流れる音声と共に、リオラは個室の扉へと手を掛ける。
「それじゃシロイにフレイ、今日はとても楽しかったよ。ありがとう」
「シロイ...それとフレイ。ありがとう。」
リリーにとっては、フレイはついで扱いらしい。可哀想に。
「僕こそ初めての友人が、リオラとリリーで良かったよ。」
「うん、そう言って貰えて凄く嬉しいよ」
リオラの表情は本当に喜んでいる様に見えるので、お世辞を言っている訳ではなさそうだ。
「それじゃ、また。」
そして、その掛け声を最後にリオラとリリーは個室を出て行ってしまった。
別れとは寂しいものだ。
折角友人が出来たと思ったのに。
二人がいなくなってしまった為、個室は再び静寂に包まれる。
静寂といっても、レールを走る汽車の音やら付近で談笑する声は聞こえているのだが。
「こんな所で友達が出来るなんて思ってもなかったよ。

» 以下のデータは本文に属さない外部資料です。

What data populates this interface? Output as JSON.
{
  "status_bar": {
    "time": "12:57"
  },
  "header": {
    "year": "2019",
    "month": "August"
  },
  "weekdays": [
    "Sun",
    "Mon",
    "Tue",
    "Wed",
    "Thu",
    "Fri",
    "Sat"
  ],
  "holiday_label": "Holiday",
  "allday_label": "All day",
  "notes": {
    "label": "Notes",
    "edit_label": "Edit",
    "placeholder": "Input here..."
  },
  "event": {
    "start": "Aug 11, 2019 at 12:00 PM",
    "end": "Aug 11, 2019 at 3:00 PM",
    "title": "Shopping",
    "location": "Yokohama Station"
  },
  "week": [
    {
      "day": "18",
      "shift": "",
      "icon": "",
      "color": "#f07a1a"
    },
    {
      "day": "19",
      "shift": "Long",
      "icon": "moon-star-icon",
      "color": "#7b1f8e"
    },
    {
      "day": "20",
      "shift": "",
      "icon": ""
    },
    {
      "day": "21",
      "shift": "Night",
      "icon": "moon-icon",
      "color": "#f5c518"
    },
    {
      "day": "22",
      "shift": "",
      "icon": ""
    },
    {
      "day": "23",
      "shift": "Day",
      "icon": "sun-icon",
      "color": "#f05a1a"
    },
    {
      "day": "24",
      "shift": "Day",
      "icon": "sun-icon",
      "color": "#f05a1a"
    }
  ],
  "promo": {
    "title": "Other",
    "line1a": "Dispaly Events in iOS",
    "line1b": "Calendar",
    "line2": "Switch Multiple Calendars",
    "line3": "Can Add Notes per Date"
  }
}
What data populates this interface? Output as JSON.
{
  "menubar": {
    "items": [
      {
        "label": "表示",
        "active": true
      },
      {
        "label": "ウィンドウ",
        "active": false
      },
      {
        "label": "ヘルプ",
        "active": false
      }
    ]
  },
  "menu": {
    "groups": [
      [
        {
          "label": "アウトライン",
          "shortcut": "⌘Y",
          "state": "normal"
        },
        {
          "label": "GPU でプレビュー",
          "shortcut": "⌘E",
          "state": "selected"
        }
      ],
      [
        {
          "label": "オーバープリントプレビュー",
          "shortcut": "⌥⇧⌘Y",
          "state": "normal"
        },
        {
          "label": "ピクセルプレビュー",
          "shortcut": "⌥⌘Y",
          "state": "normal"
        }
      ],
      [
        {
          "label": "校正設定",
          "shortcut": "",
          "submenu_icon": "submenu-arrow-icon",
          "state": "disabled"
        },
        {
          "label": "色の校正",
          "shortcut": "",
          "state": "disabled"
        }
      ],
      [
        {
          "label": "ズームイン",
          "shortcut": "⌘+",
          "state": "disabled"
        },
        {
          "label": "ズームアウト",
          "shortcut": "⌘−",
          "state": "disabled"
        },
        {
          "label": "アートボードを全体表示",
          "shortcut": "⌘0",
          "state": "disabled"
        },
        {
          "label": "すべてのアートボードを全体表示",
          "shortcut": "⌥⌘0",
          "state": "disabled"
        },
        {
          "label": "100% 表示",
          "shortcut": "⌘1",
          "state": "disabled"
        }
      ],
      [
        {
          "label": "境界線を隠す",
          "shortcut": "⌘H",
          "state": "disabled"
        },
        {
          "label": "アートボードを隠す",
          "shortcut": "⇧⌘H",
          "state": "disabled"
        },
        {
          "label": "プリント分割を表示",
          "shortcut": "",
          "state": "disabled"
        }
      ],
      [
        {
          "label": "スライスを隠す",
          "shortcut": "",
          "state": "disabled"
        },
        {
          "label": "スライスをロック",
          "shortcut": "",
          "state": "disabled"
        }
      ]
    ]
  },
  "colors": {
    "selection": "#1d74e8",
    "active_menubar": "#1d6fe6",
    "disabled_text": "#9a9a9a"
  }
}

」
家にも招待されてしまったし、土産は何を持って行こうか。
まぁ、当分先になるが今から楽しみだ。
「そういえば、フレイは二人のことが嫌だったの?」
途中から気になっていた事。
何故か二人に対して、あまり良い態度ではなかった。
それを知ってか、リオラも自分からフレイに話し掛ける事は最後までしなかった。
「嫌、とかじゃない。一族はやばいのよ。」
やばい、とは、何がだろうか。
特に話していて何か感じた事はなかったが。
「...どういう事?」
聞き返すが、答えは返ってこない。
そして、流れ行く景色を眺め続けるフレイの心情も読む事は出来ない。